I am trying to optimize (minimize) a two dimensional function E(n,k) defined as follows:

error=lambda x,y,w: (math.log(abs(Tformulated(x,y,w))) - math.log(abs(Tw[w])))**2 + (math.atan2(Tformulated(x,y,w).imag,Tformulated(x,y,w).real) - math.atan2(Tw[w].imag,Tw[w].real))**2

where Tformulated is obtained as follows :

def Tformulated(n,k,w):
    z=1j
    L=1
    C=0.1
    RC=(w*L)/C
    n1=complex(1,0)
    n3=complex(1,0)
    n2=complex(n,k)
    FP=1/(1-(((n2-n1)/(n2+n1))*((n2-n3)/(n2+n3))*math.exp(-2*z*n2*RC)))
    Tform=((2*n2*(n1+n3))/((n2+n1)*(n2+n3)))*(math.exp(-z*(n2-n1)*RC))*FP
    return Tform

and Tw is a list previously calculated having complex valued elements. What I am exactly trying to do is for each value of w (used in "error x,y,w ....") I want to minimize the function "error" for the values of x & y. w ranges from 1 to 2048. So, it is basically a 2D minimization problem.
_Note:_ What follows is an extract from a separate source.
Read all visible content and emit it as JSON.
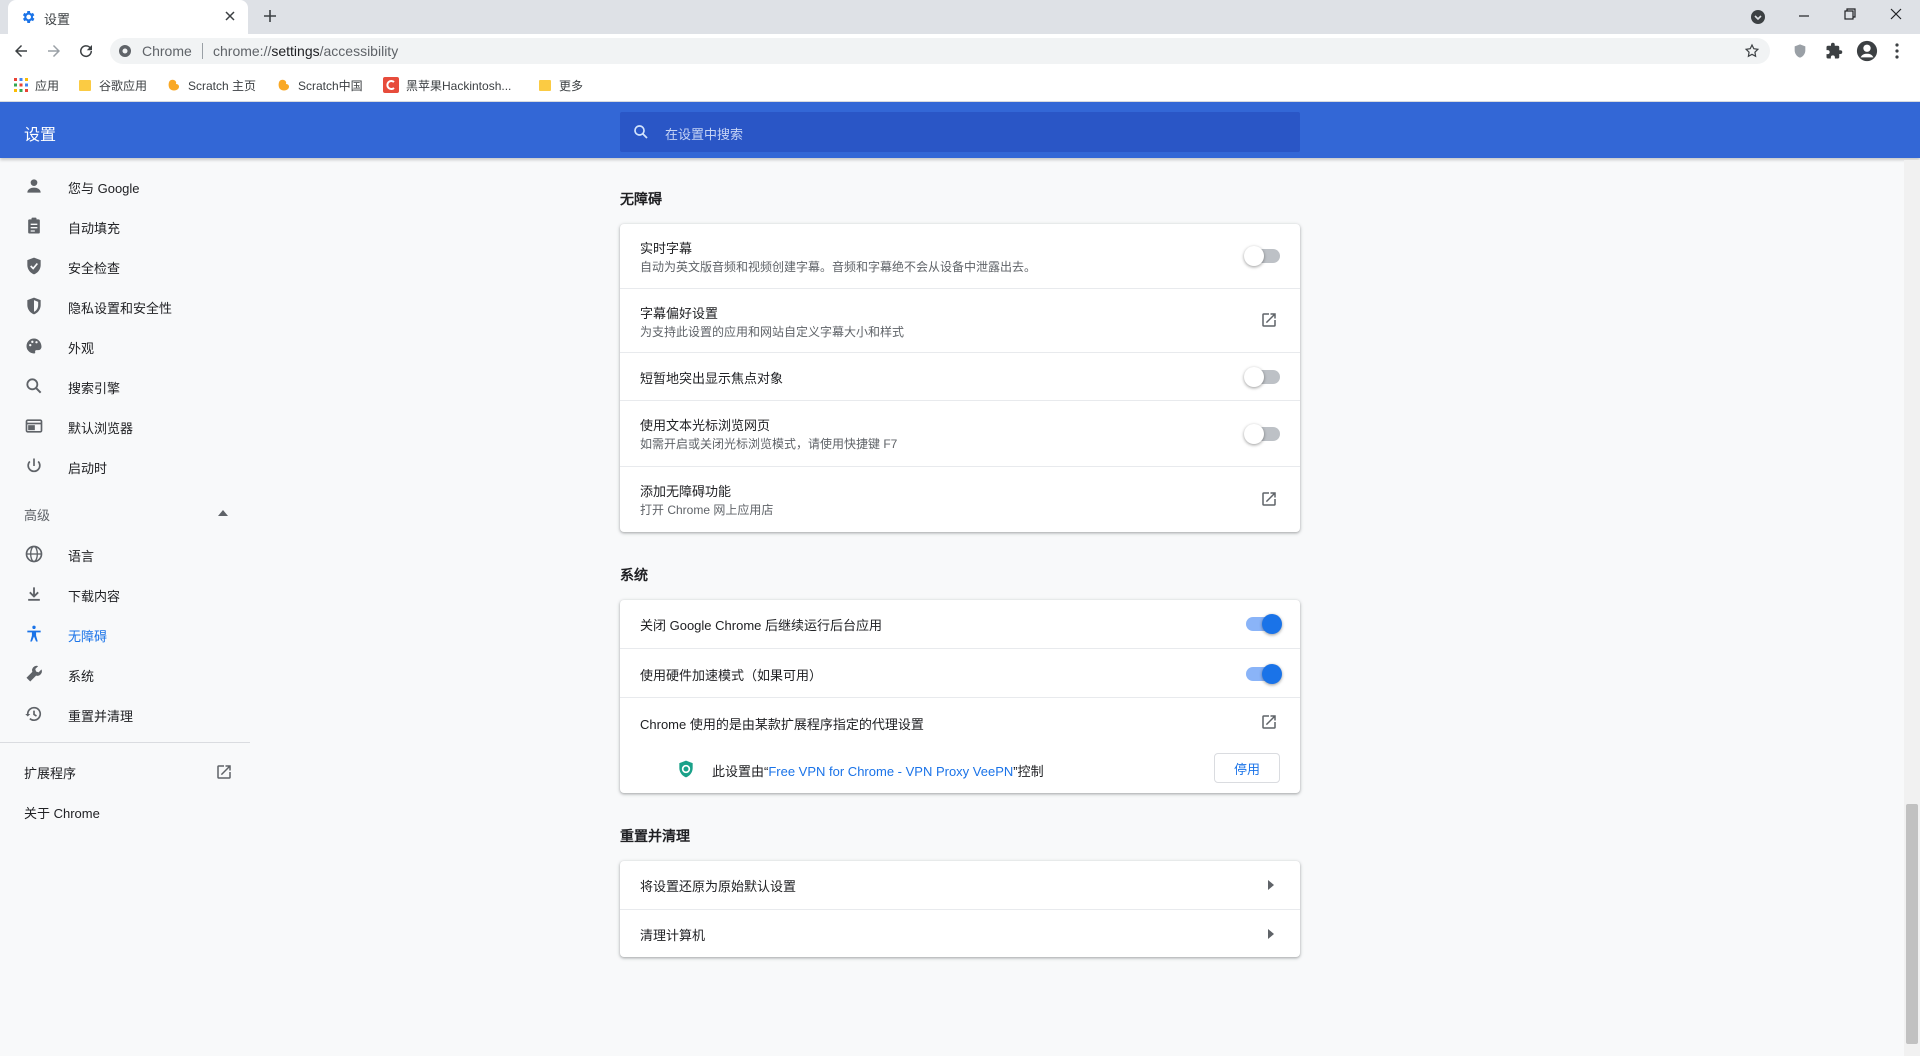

I have tried programming on my part (though I am getting stuck at what method to use and how to use it); my code is as follows :

temp=[]
i=range(5)
retval = fmin_powell(error , x ,y, args=(i) , maxiter=100 ,maxfun=100)
temp.append(retval)

I am not sure even if fmin_powell is the correct way to go.

Answer 1

Here's a simplest example:

from scipy.optimize import fmin

def minf(x):
  return x[0]**2 + (x[1]-1.)**2

print fmin(minf,[1,2])

[out]:

Optimization terminated successfully.
         Current function value: 0.000000
         Iterations: 44
         Function evaluations: 82
[ -1.61979362e-05   9.99980073e-01]

A possible gotcha here is that the minimization routines are expecting a list as an argument. See the docs for all the gory details. Not sure if you can minimize complex-valued functions directly, you might need to consider the real and imaginary parts separately.